Just one year later in October of 2003 the first phase of Highway 2000 was opened, commonly known as the Old Harbour bypass and stretching for some 13 km from Bushy Park to Sandy Bay, and included Jamaica’s first toll plaza. They have now completed the last portion of Phase one, and one of the most essential, the Portmore Causeway (Portmore is a city with approx. 250,000 inhabitants), which links Portmore to Kingston, a vital economic gateway. The Portmore section of Highway 2000 includes 7 kilometres of highway, a six-lane bridge, and a 21-lane toll plaza.

The concept of a TransJamaican Highway was first considered over 40 years ago and revived in 1994 when it was determined that Jamaica needed to employ the Build-Operate-Transfer model.
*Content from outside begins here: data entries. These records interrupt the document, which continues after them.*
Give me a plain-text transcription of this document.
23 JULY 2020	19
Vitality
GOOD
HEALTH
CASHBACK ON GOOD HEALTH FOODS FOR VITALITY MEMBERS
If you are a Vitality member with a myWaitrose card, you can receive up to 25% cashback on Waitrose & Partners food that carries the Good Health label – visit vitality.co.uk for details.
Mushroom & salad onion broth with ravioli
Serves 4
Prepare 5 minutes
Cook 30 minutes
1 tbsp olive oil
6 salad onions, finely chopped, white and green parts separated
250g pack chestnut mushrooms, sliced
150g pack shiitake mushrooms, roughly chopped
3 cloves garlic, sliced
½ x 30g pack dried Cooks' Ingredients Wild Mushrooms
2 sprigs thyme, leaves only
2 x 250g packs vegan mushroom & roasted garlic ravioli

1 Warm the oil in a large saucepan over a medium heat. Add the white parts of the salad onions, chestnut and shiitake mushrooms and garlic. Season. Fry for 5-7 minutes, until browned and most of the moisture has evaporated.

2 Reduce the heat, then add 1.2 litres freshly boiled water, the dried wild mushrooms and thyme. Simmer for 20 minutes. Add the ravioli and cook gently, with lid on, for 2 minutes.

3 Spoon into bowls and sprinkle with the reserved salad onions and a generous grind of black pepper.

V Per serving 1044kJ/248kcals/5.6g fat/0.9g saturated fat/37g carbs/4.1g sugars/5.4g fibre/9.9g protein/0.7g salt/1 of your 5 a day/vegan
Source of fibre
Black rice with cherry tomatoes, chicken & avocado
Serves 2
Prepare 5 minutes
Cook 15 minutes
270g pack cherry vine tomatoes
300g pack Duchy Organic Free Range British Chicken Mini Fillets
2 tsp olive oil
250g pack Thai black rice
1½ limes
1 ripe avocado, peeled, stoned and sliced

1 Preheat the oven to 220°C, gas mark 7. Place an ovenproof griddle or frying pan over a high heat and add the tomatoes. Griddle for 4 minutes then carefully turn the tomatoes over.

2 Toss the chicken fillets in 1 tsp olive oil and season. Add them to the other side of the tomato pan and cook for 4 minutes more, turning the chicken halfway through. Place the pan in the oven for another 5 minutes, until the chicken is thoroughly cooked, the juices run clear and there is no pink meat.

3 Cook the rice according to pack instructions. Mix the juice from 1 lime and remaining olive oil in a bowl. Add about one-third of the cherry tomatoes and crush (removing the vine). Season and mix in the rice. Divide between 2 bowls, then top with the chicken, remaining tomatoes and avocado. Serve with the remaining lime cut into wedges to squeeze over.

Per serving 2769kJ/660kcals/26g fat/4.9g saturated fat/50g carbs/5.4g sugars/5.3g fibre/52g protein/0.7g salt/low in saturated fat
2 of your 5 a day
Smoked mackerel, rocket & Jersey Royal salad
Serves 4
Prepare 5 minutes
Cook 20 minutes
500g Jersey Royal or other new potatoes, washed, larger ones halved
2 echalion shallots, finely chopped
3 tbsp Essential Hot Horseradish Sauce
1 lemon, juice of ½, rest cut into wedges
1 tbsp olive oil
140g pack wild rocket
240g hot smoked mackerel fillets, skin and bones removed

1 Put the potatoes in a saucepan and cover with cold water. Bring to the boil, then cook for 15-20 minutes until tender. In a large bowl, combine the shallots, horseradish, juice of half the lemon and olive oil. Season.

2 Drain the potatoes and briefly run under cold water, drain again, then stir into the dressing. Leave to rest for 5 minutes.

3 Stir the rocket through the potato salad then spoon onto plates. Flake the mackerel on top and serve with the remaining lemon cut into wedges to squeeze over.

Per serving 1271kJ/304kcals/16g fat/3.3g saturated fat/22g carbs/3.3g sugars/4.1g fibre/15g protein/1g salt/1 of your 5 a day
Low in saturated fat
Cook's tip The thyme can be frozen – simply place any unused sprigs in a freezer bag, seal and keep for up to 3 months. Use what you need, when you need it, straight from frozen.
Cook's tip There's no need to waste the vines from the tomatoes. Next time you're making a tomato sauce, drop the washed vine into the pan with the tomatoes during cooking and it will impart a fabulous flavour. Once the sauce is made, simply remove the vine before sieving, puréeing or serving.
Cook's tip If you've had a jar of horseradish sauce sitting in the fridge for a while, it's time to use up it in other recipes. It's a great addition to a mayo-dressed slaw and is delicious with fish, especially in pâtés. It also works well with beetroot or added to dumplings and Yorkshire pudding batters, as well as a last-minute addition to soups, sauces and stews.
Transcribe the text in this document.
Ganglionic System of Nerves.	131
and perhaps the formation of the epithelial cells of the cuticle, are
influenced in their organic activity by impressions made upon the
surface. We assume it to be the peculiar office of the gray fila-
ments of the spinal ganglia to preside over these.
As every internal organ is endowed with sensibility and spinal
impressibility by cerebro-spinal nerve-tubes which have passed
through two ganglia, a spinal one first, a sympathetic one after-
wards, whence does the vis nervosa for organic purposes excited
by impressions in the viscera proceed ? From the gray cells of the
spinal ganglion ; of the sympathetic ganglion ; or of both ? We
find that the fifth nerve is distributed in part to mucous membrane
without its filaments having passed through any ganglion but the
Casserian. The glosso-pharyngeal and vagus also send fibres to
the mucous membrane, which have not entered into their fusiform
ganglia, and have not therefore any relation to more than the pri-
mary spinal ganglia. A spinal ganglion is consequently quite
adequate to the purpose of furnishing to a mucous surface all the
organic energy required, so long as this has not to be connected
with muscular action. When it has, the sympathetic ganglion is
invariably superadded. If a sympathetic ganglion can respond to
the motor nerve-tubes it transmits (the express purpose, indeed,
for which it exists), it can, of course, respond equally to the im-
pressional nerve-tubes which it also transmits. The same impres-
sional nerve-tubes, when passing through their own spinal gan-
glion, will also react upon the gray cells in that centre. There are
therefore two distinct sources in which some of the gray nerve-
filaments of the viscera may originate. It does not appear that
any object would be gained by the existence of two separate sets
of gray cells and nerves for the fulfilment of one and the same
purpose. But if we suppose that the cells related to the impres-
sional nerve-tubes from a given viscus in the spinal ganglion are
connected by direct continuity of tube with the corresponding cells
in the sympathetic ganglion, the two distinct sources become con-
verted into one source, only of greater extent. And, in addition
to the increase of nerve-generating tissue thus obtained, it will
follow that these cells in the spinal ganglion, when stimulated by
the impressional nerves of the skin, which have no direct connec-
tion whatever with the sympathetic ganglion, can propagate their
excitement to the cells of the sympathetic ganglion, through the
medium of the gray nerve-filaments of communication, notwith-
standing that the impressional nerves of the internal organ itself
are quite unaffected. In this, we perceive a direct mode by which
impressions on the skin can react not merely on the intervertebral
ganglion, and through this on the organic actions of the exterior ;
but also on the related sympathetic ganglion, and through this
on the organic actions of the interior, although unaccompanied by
As a public-private sector initiative, a concept gaining favor around the world, Highway 2000 is 100 percent financed by the developer, TransJamaican Highway Ltd.

Toll roads have been a part of public transportation throughout the world for centuries, and in use in Jamaica since the 18th century as thoroughfares built on private estates. These roads were used to improve the movement of goods to markets or the wharves and were usually in better condition than the public roads, so many preferred to use the estate route. Estate owners set up a gate through which users paid a toll to get through as a means to pay for maintaining the road. Today, with the popularity of automobiles in the 21st century and transportation demands escalating, toll roads are again a means to build and maintain roads in Jamaica.